Thursday, February 14, 2008

Hey Mambo

It's fun having two blogs run alongside my own that are trawling through 2000 AD in order of publication. The ProgSlog is up to the late 300s, while the Hipster Dad is in the throes of the Men in Black era (early-mid 1000s). It's going to happen occasionally that I overlap with one or other of these fine fellows, and today is such a day, as my pile hits 1014-1033. I'll be interested to see what the Hipster Dad chooses to write about. I'm going with Mambo: Fleshworks...

Mambo never gets much play in 2000 AD fandom, and frankly, that's rightly so. David Hine has gone on to bigger and better things as a writer for Marvel Comics (mostly doing X-Men related stuff). Back in 1994-6, he was writing and drawing for 2000 AD. Mambo is less original than his other epic, Tao de Moto, but it's a lot better. But it's still not that good, I'm afraid. For me, it's another one of those series that seems to push all the right 'future shock' buttons, but never really coalesces into a exciting and engaging whole. Partly this is because the first two Mambo stories were mired in explaining backstory. Honestly, when will people learn? Do the backstory later! Wagner, Grant and Mills know the score - drop people in it, and drip feed the origin stuff only if you've earned the right!

Anyway, in Fleshworks, we actually get a neat little self-contained story which is essentially a case for Mambo the cop to solve. No mucking about on other planets. As the picture of the little boy with the thing on his head suggests, it's about virtual reality: specifically, a hacker who can kill virtual people for real over the internet (NB before the internet was the beast it is today). Hine does a good job of setting up his idea of virtual reality (and handles it all better than Wireheads...). More importantly, he successfully explains enough about who Rachael Verlaine - the Mambo - is, that new readers can get it, and then gets on with the story.

Rachael is a cop who has strange and not fully understood powers, which include telepathy and the ability to grow weird things out of her head and her arm.
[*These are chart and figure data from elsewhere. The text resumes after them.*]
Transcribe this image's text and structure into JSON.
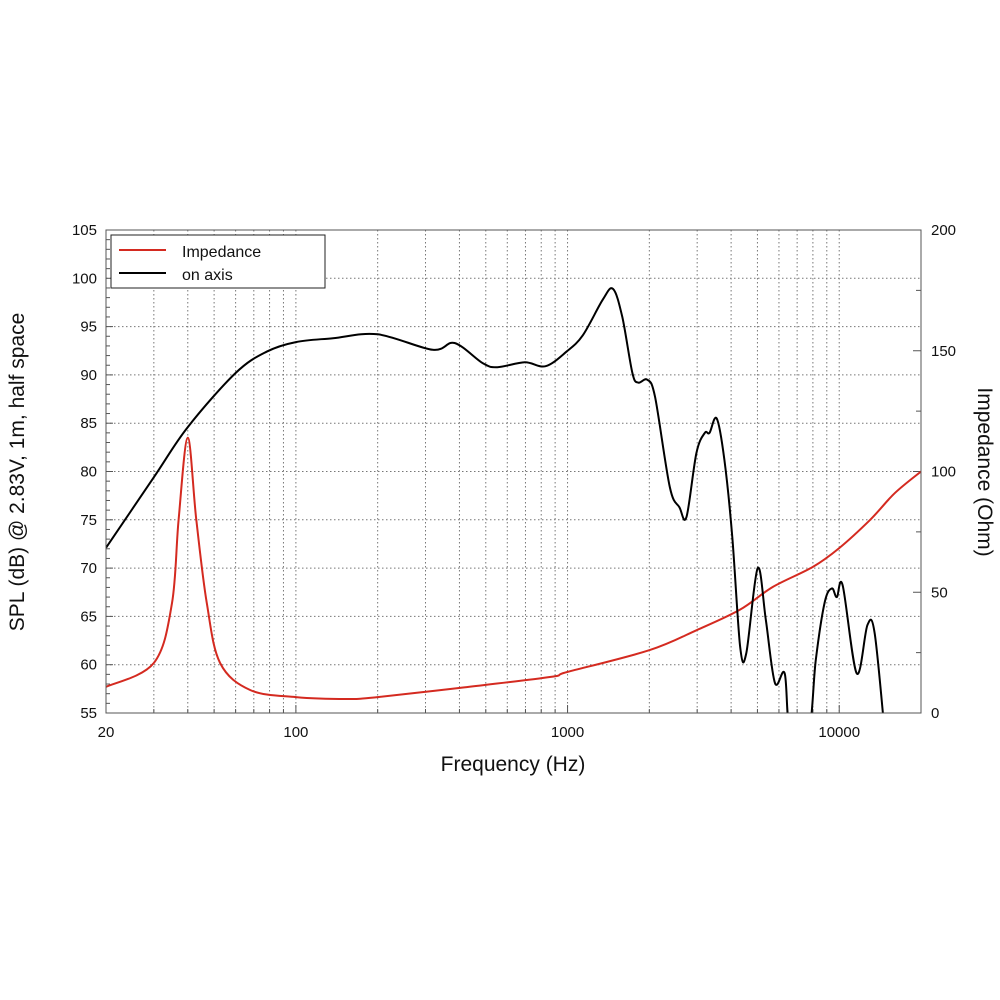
{
  "chart_data": {
    "type": "line",
    "title": "",
    "xlabel": "Frequency (Hz)",
    "ylabel": "SPL (dB) @ 2.83V, 1m, half space",
    "y2label": "Impedance (Ohm)",
    "xscale": "log",
    "xlim": [
      20,
      20000
    ],
    "ylim": [
      55,
      105
    ],
    "y2lim": [
      0,
      200
    ],
    "x_ticks": [
      20,
      100,
      1000,
      10000
    ],
    "x_tick_labels": [
      "20",
      "100",
      "1000",
      "10000"
    ],
    "y_ticks": [
      55,
      60,
      65,
      70,
      75,
      80,
      85,
      90,
      95,
      100,
      105
    ],
    "y2_ticks": [
      0,
      50,
      100,
      150,
      200
    ],
    "grid": true,
    "legend_position": "top-left",
    "series": [
      {
        "name": "Impedance",
        "axis": "right",
        "color": "#d42a20",
        "x": [
          20,
          30,
          35,
          37,
          40,
          43,
          47,
          52.6,
          68,
          100,
          154,
          200,
          402,
          860,
          1000,
          2000,
          3000,
          4300,
          5700,
          8000,
          10000,
          13000,
          16000,
          20000
        ],
        "y": [
          10.8,
          20.7,
          45.5,
          80,
          114,
          80,
          45.5,
          20.7,
          9.5,
          6.6,
          5.8,
          6.6,
          10.4,
          14.9,
          17,
          26,
          34.4,
          42.7,
          52.2,
          60.5,
          68.3,
          80,
          91,
          100
        ]
      },
      {
        "name": "on axis",
        "axis": "left",
        "color": "#000000",
        "x": [
          20,
          30,
          40,
          60,
          78,
          100,
          137,
          200,
          319,
          384,
          488,
          552,
          696,
          830,
          990,
          1138,
          1348,
          1470,
          1590,
          1732,
          1820,
          1966,
          2100,
          2378,
          2580,
          2740,
          2980,
          3200,
          3330,
          3540,
          3780,
          4040,
          4320,
          4550,
          5010,
          5370,
          5800,
          6300,
          6600,
          7700,
          8200,
          8850,
          9400,
          9800,
          10300,
          11600,
          12700,
          13500,
          14700
        ],
        "y": [
          72.1,
          79.4,
          84.6,
          90.2,
          92.4,
          93.4,
          93.8,
          94.2,
          92.6,
          93.3,
          91.2,
          90.8,
          91.3,
          90.9,
          92.4,
          94.1,
          97.8,
          98.9,
          96.0,
          90.2,
          89.2,
          89.5,
          87.7,
          78.4,
          76.3,
          75.3,
          81.9,
          84.0,
          84.0,
          85.5,
          81.2,
          73.2,
          61.8,
          61.2,
          70.0,
          64.6,
          58.1,
          59.1,
          53,
          53,
          60.5,
          66.5,
          67.9,
          67.0,
          68.2,
          59.1,
          64.1,
          63.3,
          53
        ]
      }
    ]
  }
}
Occasionally she goes too far, and gets in trouble with her section chief, as is the way with all cop dramas...

In her pursuit of Skinhead, the unidentified murderer who seems to know his way around the virtual world all too well, Rachael gets a cop friend to jack in to the internet to find out more: Hilarious. This little adventure connects to evil corporation Ventris. Of course, Rachael charges straight in to the head office to get answers. This is like trying to arrest Richard Branson or Rupert Murdoch - ain't gonna happen that easily. Again, another staple of the cop drama. Her next port of call is the seedy bar (you can see what kind of films Hine was watching to 'research' this story, can't you). In a great throwaway idea, this is an anime bar. Hine is again being ahead of his time by showing large numbers of people who are so obsessed with Manga and Anime that they have their face and hair changed to look like they come out of a Japanese comic. Love the idea, but I have to say that Hine doesn't quite convince with his ability to mimic the style.
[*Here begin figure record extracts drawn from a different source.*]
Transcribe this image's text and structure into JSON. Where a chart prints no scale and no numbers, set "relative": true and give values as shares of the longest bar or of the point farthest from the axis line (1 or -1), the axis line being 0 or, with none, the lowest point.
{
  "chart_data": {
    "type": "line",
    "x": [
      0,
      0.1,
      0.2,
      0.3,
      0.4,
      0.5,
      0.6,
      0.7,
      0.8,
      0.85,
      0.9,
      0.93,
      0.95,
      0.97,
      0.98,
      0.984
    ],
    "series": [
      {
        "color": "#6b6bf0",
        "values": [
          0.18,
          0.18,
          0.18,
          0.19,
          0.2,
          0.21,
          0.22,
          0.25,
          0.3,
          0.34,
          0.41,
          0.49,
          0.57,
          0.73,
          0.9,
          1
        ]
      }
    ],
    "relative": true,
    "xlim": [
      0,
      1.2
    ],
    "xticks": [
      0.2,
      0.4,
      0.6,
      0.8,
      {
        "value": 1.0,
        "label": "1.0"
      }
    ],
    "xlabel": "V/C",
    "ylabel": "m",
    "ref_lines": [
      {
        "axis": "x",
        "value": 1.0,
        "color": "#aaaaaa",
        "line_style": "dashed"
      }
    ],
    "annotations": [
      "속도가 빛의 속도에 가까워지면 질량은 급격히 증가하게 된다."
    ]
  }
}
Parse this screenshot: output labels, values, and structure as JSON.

Eventually, Verlaine catches up with the killer, and with a little help from her friends he is defeated. Over the internet. In a rubbish climax. But apart from that, the story has all the elements of the 2000 AD mix of weird ideas, cliches and a strong hero. The story could be a bit better, but it's ok. So why does it feel kind of rubbish? I think it's the art that lets it down. No problems with it as such - great storytelling, easily identifiable characters, good attention to background detail. It's just a bit flat. A different artist, say, a Henry Flint or a Brett Ewins might have been able to inject a bit more weirdness and intensity to it, and helped generate more love for the character. It's a shame as Hine has produced good art before (Tao de Moto, for instance, is better suited to this style). His indie comic 'Strange Embrace' is fantastic, in large part because of the art. But Mambo needs more. To save it from being a total turkey (which without re-reading I suspect Books 1 and 2 were), 'Fleshworks' has one genius saving grace - Skinhead. One of the most revolting and spooky villain designs in 2000 AD history, and Hine knows how to milk it for regular creeptacular effect. This sequence in particular still makes me shudder...

Mambo - more weak than strong, but holds it head up solidly in the lower tiers of 2000 AD creations. I'd buy an Extreme Edition collection (thousands wouldn't).